Customized spam uses cell phone users’ data against them

US mobile spammers are using cell phone users’ personal data to launch invasive, highly targeted attacks, according to AdaptiveMobile.

For the first time, mobile spammers can use such information as the subscriber’s first name, zip code, income level, and ethnicity to make attacks personalized and more effective.

The report has found a key driver for the spam is the availability of cheap, databases of US cell phone subscriber data. For example, for $199, criminals can purchase a list of 50,000 mobile phone users’ data broken out by first name and zip code. They are seeing such attacks as:

  • 11,500 bank card deactivation texts sent from spammers that purportedly came from a local bank in the Tennessee area
  • A junk car buyback scam that blanketed the 786 area code, a location where 18 percent of the population lives below the poverty line.

An emerging source of spam – the virtual carrier – is more difficult to detect and stop. Spam by virtual carrier occurs in low-level, long-running campaigns with a maximum of 150 texts per spammer vs. the fixed carrier model, which averages 2000 messages per sender.

These types of low-level spam are usually illegal, malicious messages that look to grab financial and other sensitive data or to monitor activity on the phone. Carriers increasingly need to protect subscribers against attacks that bypass traditional detection methods.
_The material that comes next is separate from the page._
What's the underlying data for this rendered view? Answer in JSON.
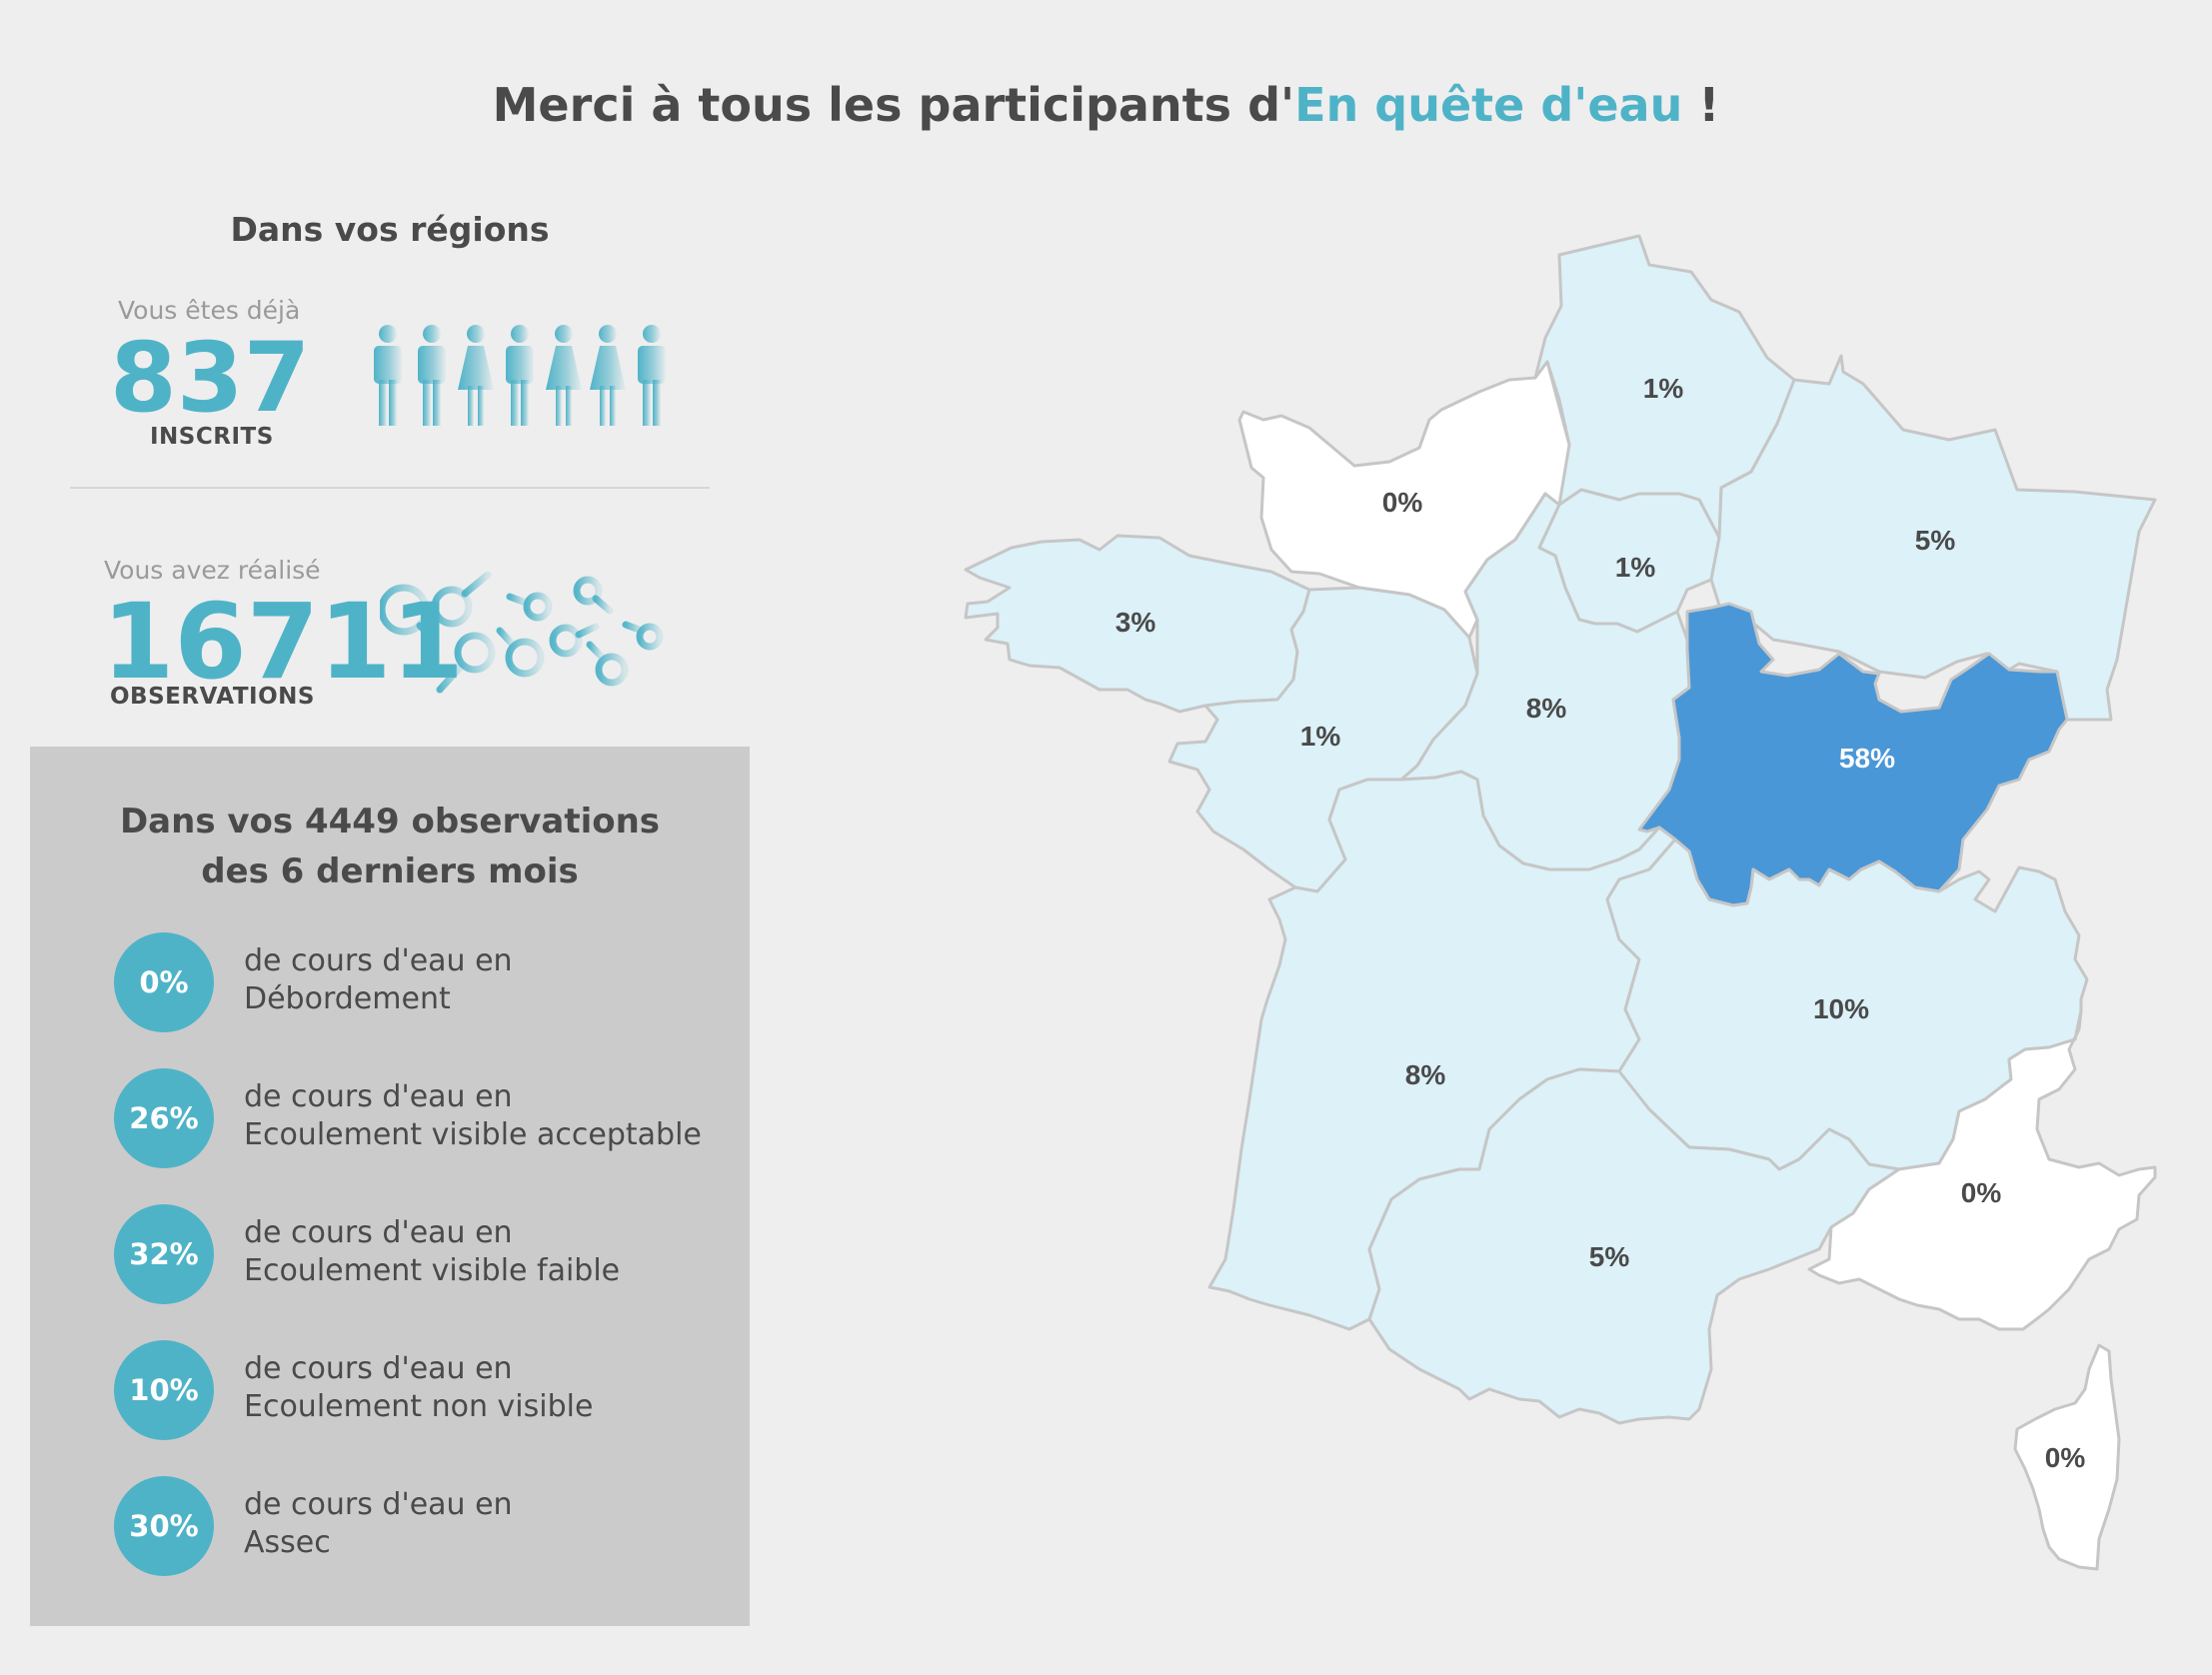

“The complexity of these attacks combined with their ability to use such targeted, personalized information make them lethal and highly effective,” said Gareth Maclachlan, COO and co-founder of AdaptiveMobile. “Criminal elements know that mobile is an excellent revenue source and that the more targeted the attack, the more profitable it will likely be. Carriers are faced with the tasks of monitoring criminal activity, and stopping threats that are continually becoming more sophisticated.”